The Old Court House in Perth opened, unofficially, on Good Friday, 24 March 1837, with a church service.
One hundred eighty years from that day, a group of Perth lawyers gathered to celebrate the rich history of the building and its ongoing significance to the local legal fraternity.
WA Law Society president Alain Musikanth said the building, nestled in Perth’s Stirling Gardens and right next door to the Supreme Court, has served a number of purposes for the legal community.
“The Old Court House has been used for a number of purposes during its rich history, including as the Supreme Court, the Arbitration Court, the Law Society’s premises and currently the Law Society’s Old Court House Law Museum,” Mr Musikanth said.
The building currently wears the badge of ‘Old Court House Law Museum’ and is a dedicated space for the Law Society of Western Australia to exhibit the evolution of the state’s legal system. The museum is one of only a few other law museums in the world.
The museum is open to the public and has the aim of promoting an understanding of the law with the community. One of its latest exhibitions, From Past to Present: The Changing Face of the Law in Western Australia, was unveiled this month.

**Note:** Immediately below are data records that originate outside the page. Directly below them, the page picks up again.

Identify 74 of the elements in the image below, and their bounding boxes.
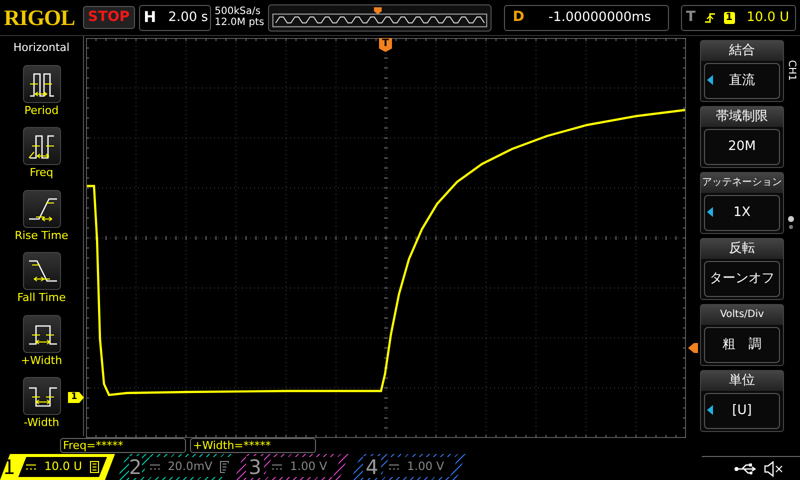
menu-value-text: [U] bbox=[732, 402, 752, 420]
rising-edge-icon bbox=[704, 12, 716, 24]
measure-label: Period bbox=[24, 102, 59, 118]
page-dots-icon bbox=[787, 216, 795, 230]
trigger-level: 10.0 U bbox=[746, 8, 790, 27]
measurement-readout: +Width=***** bbox=[190, 438, 316, 452]
menu-group-title: 帯域制限 bbox=[701, 107, 783, 127]
channel-offset-marker[interactable]: 1 bbox=[68, 392, 84, 403]
bandwidth-limit-icon bbox=[90, 461, 99, 473]
menu-group-title: アッテネーション bbox=[701, 173, 783, 193]
measure-label: -Width bbox=[24, 415, 60, 431]
bandwidth-limit-icon bbox=[220, 461, 230, 473]
measure-button[interactable] bbox=[22, 64, 60, 102]
channel-number: 4 bbox=[363, 456, 381, 478]
dc-coupling-icon bbox=[389, 464, 399, 470]
measure-button[interactable] bbox=[22, 190, 60, 228]
measure-button[interactable] bbox=[22, 377, 60, 415]
usb-icon bbox=[734, 462, 756, 474]
channel-scale: 20.0mV bbox=[168, 458, 212, 476]
timebase-display[interactable]: H 2.00 s bbox=[138, 4, 211, 30]
menu-value-text: 粗 調 bbox=[722, 336, 762, 354]
left-arrow-icon bbox=[707, 405, 713, 415]
menu-group-title: 結合 bbox=[701, 41, 783, 61]
trigger-source-badge: 1 bbox=[724, 12, 735, 24]
dc-coupling-icon bbox=[272, 464, 282, 470]
menu-value-text: 1X bbox=[733, 204, 751, 222]
delay-label: D bbox=[512, 8, 526, 27]
trigger-label: T bbox=[686, 8, 696, 27]
memory-depth: 12.0M pts bbox=[214, 18, 264, 28]
measure-label: Fall Time bbox=[17, 290, 66, 306]
measure-button[interactable] bbox=[22, 127, 60, 165]
channel-tab[interactable]: 2 20.0mV bbox=[117, 454, 232, 480]
measurement-readout: Freq=***** bbox=[60, 438, 186, 452]
menu-group[interactable]: 帯域制限 20M bbox=[700, 106, 784, 168]
left-arrow-icon bbox=[707, 75, 713, 85]
speaker-muted-icon bbox=[764, 460, 784, 476]
channel-number: 2 bbox=[129, 456, 142, 478]
menu-group-title: 反転 bbox=[701, 239, 783, 259]
channel-label: CH1 bbox=[785, 60, 797, 81]
measure-button[interactable] bbox=[22, 252, 60, 290]
trigger-position-marker[interactable]: T bbox=[379, 38, 392, 52]
delay-value: -1.00000000ms bbox=[548, 8, 652, 27]
timebase-label: H bbox=[142, 7, 158, 28]
dc-coupling-icon bbox=[150, 464, 160, 470]
menu-group[interactable]: 反転 ターンオフ bbox=[700, 238, 784, 300]
menu-group[interactable]: Volts/Div 粗 調 bbox=[700, 304, 784, 366]
channel-tab[interactable]: 4 1.00 V bbox=[351, 454, 466, 480]
menu-group[interactable]: アッテネーション 1X bbox=[700, 172, 784, 234]
channel-scale: 1.00 V bbox=[407, 458, 444, 476]
menu-title: Horizontal bbox=[13, 40, 70, 56]
menu-value-text: 直流 bbox=[729, 72, 755, 90]
measure-label: +Width bbox=[20, 352, 62, 368]
run-stop-button[interactable]: STOP bbox=[82, 6, 135, 30]
menu-group-title: Volts/Div bbox=[701, 305, 783, 325]
brand-logo: RIGOL bbox=[4, 4, 75, 32]
channel-tab[interactable]: 3 1.00 V bbox=[234, 454, 349, 480]
measure-button[interactable] bbox=[22, 314, 60, 352]
sample-rate: 500kSa/s bbox=[214, 7, 262, 18]
timebase-value: 2.00 s bbox=[168, 8, 208, 27]
menu-group[interactable]: 単位 [U] bbox=[700, 370, 784, 432]
trigger-display[interactable]: T 1 10.0 U bbox=[681, 4, 796, 30]
menu-group-title: 単位 bbox=[701, 371, 783, 391]
channel-scale: 1.00 V bbox=[290, 458, 328, 476]
menu-group[interactable]: 結合 直流 bbox=[700, 40, 784, 102]
menu-value-text: ターンオフ bbox=[710, 270, 774, 288]
left-arrow-icon bbox=[707, 207, 713, 217]
menu-value-text: 20M bbox=[728, 138, 756, 156]
trigger-level-marker[interactable] bbox=[688, 343, 698, 353]
delay-display[interactable]: D -1.00000000ms bbox=[504, 4, 670, 30]
channel-scale: 10.0 U bbox=[44, 458, 82, 476]
channel-number: 3 bbox=[246, 456, 264, 478]
dc-coupling-icon bbox=[26, 464, 36, 470]
measure-label: Rise Time bbox=[14, 228, 68, 244]
measure-label: Freq bbox=[30, 165, 54, 181]
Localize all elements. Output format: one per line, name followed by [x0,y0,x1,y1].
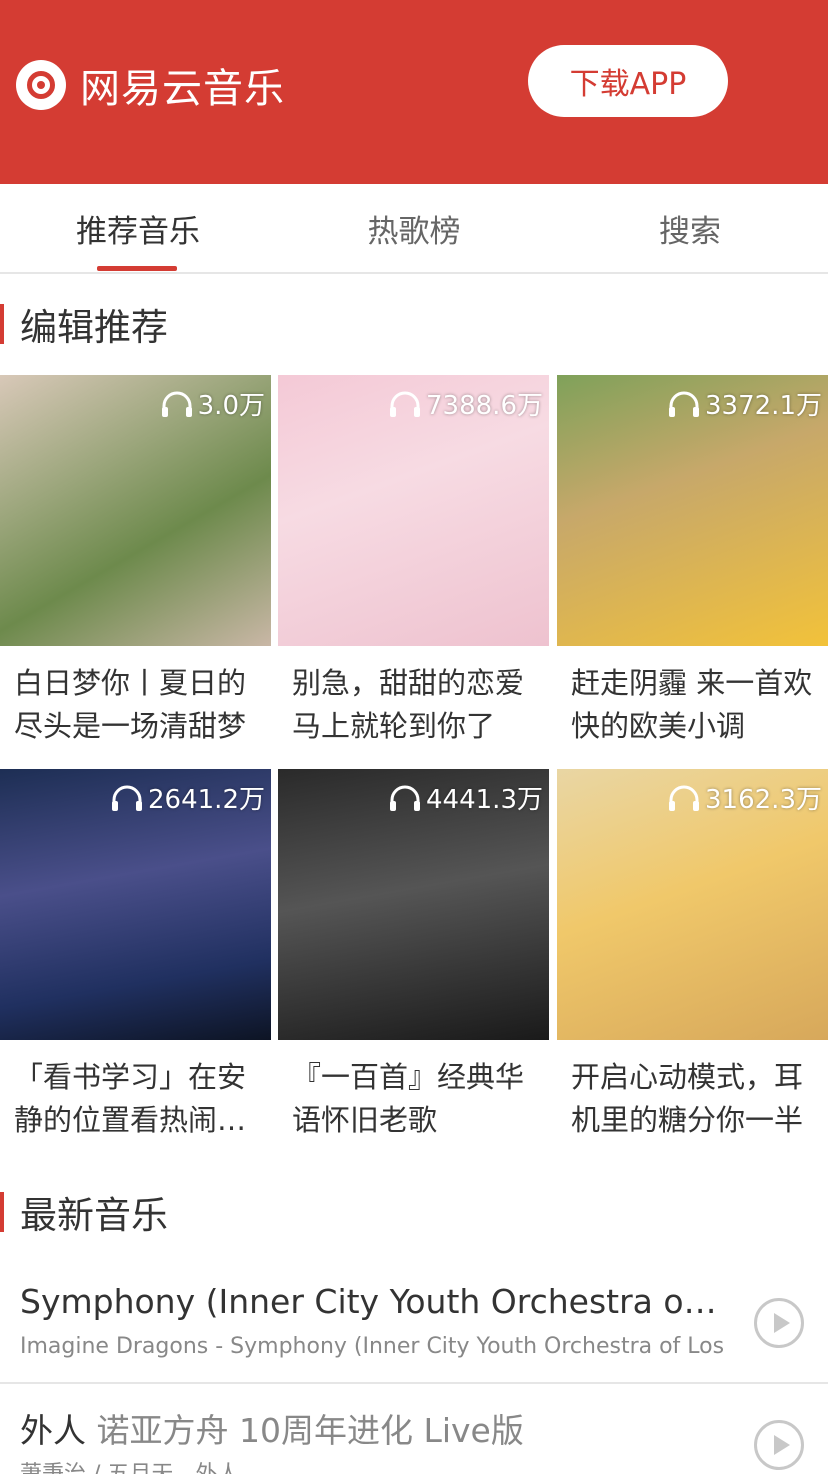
play-count: 3162.3万 [667,779,822,816]
song-artist-album: 萧秉治 / 五月天 - 外人 [20,1456,730,1474]
song-item[interactable]: 外人 诺亚方舟 10周年进化 Live版 萧秉治 / 五月天 - 外人 [0,1384,828,1474]
section-bar [0,1192,4,1232]
nav-tabs: 推荐音乐 热歌榜 搜索 [0,184,828,274]
song-item[interactable]: Symphony (Inner City Youth Orchestra of … [0,1262,828,1384]
playlist-card[interactable]: 4441.3万 『一百首』经典华语怀旧老歌 [278,769,549,1142]
tab-recommend[interactable]: 推荐音乐 [0,184,276,272]
section-title-text: 编辑推荐 [20,306,168,349]
playlist-card[interactable]: 3372.1万 赶走阴霾 来一首欢快的欧美小调 [557,375,828,748]
play-count: 4441.3万 [388,779,543,816]
song-artist-album: Imagine Dragons - Symphony (Inner City Y… [20,1334,730,1359]
netease-music-logo-icon [16,60,66,110]
headphones-icon [390,785,421,811]
playlist-title: 开启心动模式，耳机里的糖分你一半 [571,1060,804,1137]
section-bar [0,304,4,344]
playlist-title: 白日梦你丨夏日的尽头是一场清甜梦 [14,666,247,743]
tab-search[interactable]: 搜索 [552,184,828,272]
playlist-cover: 3.0万 [0,375,271,646]
playlist-card[interactable]: 3.0万 白日梦你丨夏日的尽头是一场清甜梦 [0,375,271,748]
tab-hot-chart[interactable]: 热歌榜 [276,184,552,272]
play-count: 3.0万 [160,385,265,422]
song-title: Symphony (Inner City Youth Orchestra of … [20,1282,720,1321]
playlist-title: 赶走阴霾 来一首欢快的欧美小调 [571,666,813,743]
playlist-cover: 2641.2万 [0,769,271,1040]
song-title: 外人 诺亚方舟 10周年进化 Live版 [20,1411,524,1450]
playlist-cover: 3372.1万 [557,375,828,646]
playlist-card[interactable]: 2641.2万 「看书学习」在安静的位置看热闹的世界 [0,769,271,1142]
playlist-cover: 4441.3万 [278,769,549,1040]
playlist-title: 『一百首』经典华语怀旧老歌 [292,1060,525,1137]
playlist-title: 别急，甜甜的恋爱马上就轮到你了 [292,666,525,743]
playlist-cover: 3162.3万 [557,769,828,1040]
headphones-icon [112,785,143,811]
headphones-icon [669,785,700,811]
play-count: 7388.6万 [388,385,543,422]
play-icon[interactable] [754,1298,804,1348]
playlist-title: 「看书学习」在安静的位置看热闹的世界 [14,1060,247,1137]
play-icon[interactable] [754,1420,804,1470]
playlist-card[interactable]: 3162.3万 开启心动模式，耳机里的糖分你一半 [557,769,828,1142]
section-title-latest: 最新音乐 [0,1190,168,1237]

Year 2017 also holds other important anniversaries for the WA legal profession.
The WA Law Society turns 90 this year, and 2017 marks 30 years since the state’s 1987 Chief Justice Sir Francis Burt launched a law education program in his own name.
“The Francis Burt Law Education Programme, or the Centre as it was originally known, was launched by Sir Francis Burt, then Chief Justice, during Law Week 1987. It has been an integral part of the Law Society’s community engagement focus ever since, providing programs for more than 150,000 people over the last 30 years, the majority of whom are students,” Mr Musikanth said.